SHED-IT is an Internet-based weight loss program in which participants have access to a study Web site to self-monitor diet and activity, and feedback is provided on the basis of participants' online entries.

Dr. Callister reported that "there are few studies that have reported on the type of dietary changes that men will actually adopt in order to lose weight. We were interested in what really works for men, beyond vague suggestions that one ought to eat less red meat and more fruits and vegetables."

The SHED-IT trial involved 65 overweight/obese men (mean age, 35.9 ± 11.1 years) with a mean body mass index of 30.6 ± 2.8 kg/m2. Dietary intake was assessed at baseline and at 6 months by recording respondents' usual consumption of 74 foods and 6 alcoholic beverages.

Although all of the men in this trial lost weight, a subset of 21 men were the most successful and had lost more than 5% of their total body weight at 6 months. The most successful participants were most willing to reduce portion size, ate the same amount of carbohydrates and protein as the other participants, and reduced fat intake by 40% and sugary drink intake by 55%.

One of the most valuable lessons from this study is the recognition that none of the men increased their fruit and vegetable intake to meet the guidelines, and fiber intake remained well below recommended levels throughout the intervention, Dr. Callister said.

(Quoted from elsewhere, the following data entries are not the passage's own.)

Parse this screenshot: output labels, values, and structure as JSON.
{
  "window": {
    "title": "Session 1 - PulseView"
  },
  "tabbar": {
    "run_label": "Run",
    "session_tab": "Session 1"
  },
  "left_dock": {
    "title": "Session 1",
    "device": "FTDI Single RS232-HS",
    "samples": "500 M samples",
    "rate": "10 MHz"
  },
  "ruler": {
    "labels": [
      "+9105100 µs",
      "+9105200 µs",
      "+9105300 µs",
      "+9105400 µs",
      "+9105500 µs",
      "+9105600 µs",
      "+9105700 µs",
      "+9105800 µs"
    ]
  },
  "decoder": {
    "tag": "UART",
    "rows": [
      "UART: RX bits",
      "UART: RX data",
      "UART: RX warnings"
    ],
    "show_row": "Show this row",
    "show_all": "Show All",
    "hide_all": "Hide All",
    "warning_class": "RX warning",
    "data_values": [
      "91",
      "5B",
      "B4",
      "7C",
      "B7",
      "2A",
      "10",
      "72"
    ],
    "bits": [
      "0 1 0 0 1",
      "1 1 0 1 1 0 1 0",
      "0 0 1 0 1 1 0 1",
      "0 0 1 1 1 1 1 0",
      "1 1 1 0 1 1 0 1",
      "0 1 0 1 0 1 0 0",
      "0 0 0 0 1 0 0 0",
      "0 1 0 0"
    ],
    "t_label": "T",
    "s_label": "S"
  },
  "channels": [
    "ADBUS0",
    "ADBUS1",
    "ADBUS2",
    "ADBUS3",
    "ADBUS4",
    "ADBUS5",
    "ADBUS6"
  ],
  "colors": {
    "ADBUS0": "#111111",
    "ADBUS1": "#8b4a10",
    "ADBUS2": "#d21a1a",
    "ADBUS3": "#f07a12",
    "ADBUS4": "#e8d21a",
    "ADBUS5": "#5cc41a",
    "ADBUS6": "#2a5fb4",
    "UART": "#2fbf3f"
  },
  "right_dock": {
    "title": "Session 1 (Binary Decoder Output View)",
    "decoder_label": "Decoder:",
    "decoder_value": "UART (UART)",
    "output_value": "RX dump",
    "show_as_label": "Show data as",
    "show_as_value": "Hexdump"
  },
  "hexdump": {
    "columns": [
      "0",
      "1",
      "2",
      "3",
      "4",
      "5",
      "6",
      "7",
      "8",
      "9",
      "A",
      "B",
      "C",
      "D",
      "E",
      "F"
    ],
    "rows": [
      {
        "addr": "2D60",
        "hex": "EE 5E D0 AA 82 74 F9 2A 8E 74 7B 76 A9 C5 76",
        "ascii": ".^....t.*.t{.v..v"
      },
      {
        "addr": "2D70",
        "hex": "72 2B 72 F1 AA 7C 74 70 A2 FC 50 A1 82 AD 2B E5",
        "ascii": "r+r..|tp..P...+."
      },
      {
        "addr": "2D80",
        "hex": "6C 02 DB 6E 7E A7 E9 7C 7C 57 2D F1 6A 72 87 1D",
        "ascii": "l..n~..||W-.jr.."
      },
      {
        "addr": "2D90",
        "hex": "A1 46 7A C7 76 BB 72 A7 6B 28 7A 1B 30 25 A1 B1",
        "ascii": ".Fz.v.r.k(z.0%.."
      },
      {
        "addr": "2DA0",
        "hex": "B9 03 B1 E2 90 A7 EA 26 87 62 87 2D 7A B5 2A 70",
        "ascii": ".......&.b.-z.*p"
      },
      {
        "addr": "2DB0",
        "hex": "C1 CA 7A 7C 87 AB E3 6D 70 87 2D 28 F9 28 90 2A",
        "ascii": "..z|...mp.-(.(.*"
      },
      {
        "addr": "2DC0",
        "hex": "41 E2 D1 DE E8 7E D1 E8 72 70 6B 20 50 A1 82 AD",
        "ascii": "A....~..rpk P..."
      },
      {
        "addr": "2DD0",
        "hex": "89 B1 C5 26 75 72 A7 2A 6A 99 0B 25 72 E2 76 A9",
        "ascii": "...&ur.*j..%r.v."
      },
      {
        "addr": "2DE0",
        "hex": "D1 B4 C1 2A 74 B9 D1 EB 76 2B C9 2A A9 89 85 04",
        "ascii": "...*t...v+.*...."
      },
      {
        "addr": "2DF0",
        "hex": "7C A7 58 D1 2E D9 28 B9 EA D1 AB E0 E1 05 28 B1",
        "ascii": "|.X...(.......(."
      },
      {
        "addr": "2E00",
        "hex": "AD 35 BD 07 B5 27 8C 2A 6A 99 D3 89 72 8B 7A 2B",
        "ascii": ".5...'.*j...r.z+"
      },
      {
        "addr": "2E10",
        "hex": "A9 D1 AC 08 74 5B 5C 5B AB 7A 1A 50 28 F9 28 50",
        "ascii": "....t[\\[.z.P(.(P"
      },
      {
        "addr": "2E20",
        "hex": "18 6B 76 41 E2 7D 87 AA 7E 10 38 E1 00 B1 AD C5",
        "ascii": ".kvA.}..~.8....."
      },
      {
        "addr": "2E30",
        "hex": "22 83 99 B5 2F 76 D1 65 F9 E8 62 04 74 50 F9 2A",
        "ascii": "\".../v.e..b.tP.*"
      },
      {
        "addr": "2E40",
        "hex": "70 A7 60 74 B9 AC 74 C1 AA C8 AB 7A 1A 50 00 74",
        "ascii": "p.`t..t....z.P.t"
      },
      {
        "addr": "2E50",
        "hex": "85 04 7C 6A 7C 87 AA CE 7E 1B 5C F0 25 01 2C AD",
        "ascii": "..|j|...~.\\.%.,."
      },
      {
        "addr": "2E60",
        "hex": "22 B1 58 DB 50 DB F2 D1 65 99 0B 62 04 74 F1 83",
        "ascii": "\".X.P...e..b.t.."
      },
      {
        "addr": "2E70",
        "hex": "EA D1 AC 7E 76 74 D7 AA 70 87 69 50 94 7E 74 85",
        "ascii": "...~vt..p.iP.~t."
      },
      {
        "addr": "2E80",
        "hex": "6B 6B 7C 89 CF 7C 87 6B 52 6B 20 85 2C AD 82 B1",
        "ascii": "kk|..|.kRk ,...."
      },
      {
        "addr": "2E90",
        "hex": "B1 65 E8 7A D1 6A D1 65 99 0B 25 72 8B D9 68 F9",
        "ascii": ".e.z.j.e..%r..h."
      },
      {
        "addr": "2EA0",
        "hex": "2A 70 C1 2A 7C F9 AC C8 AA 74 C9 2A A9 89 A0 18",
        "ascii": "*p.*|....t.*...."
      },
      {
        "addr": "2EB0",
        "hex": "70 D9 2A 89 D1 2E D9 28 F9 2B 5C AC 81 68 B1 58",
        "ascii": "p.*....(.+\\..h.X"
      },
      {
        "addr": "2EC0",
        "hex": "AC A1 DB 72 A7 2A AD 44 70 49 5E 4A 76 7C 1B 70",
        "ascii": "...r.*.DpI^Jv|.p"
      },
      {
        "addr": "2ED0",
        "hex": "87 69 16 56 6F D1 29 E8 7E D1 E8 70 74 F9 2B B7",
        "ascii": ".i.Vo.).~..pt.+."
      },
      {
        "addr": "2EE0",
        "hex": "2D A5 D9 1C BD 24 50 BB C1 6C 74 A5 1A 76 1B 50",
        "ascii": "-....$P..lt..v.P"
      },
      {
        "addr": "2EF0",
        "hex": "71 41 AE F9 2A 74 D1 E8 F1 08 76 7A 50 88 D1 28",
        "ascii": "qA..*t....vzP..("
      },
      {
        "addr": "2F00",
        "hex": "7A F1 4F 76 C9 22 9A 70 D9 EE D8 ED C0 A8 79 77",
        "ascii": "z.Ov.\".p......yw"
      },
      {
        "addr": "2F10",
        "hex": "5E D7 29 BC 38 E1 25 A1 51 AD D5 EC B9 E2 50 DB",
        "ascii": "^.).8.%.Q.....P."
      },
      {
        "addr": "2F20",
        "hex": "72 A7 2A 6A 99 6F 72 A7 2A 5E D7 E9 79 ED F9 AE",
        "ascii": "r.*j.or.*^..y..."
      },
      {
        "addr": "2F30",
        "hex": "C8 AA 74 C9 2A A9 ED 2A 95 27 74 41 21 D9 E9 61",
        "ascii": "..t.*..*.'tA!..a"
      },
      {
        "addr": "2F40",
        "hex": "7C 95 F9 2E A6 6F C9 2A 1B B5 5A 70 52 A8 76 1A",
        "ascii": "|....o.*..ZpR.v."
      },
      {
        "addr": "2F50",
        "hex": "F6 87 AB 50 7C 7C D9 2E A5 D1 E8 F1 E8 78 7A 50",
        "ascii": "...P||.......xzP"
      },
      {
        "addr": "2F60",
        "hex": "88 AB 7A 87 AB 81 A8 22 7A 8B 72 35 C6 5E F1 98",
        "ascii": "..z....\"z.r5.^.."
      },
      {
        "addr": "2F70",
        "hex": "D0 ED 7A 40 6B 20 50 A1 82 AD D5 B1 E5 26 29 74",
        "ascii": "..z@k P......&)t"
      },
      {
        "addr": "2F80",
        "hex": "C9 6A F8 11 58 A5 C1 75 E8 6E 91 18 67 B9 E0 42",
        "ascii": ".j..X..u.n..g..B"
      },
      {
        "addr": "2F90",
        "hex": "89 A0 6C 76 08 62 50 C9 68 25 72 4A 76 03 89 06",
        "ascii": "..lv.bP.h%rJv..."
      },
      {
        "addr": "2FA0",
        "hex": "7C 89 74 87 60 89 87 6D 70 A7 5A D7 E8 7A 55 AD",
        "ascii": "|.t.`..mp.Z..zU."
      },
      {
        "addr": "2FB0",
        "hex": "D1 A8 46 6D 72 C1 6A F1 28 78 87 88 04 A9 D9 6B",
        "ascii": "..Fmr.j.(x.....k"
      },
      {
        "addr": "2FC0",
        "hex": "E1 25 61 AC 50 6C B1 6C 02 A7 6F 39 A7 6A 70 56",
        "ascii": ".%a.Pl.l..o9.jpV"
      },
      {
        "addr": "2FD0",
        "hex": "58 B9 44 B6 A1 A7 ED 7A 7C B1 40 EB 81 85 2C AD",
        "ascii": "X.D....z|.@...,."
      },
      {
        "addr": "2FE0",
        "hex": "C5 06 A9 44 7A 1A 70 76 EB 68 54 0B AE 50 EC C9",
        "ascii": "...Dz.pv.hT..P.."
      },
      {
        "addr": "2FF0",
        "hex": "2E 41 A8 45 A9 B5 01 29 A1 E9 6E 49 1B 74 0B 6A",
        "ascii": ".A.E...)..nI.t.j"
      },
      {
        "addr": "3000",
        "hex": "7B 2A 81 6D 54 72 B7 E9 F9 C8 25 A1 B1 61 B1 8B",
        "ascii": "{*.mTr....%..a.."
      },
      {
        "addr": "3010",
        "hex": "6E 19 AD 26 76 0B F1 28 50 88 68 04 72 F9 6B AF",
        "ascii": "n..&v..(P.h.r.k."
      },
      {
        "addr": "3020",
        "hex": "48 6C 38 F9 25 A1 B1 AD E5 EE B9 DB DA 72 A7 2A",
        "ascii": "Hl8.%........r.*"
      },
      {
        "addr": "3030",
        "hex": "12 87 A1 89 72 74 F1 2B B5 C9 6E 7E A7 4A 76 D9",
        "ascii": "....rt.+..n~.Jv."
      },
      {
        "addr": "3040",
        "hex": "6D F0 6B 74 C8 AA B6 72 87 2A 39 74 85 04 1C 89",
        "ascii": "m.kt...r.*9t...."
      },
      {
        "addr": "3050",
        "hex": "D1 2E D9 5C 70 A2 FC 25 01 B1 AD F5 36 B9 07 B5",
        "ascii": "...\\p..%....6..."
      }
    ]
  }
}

"This is valuable because it contrasts the diet recommendations with what actually works in adult men," said Janet Whatley Blum, ScD, professor at the University of Southern Maine, Portland. "It will help us sort the 'signal from the noise.' We can more effectively arrange the laundry list of suggestions that is given to overwhelmed patients."

These findings have implications for the targeted design of weight loss interventions for men, Dr. Blum noted. Such targeted information could help break the impasse at the intersection of public health efforts and intractable obesity at the population level.

Dr. Callister and Dr. Blum have disclosed no relevant financial relationships.

American College of Sports Medicine (ACSM) 57th Annual Meeting: Abstract 647. Presented June 2, 2010.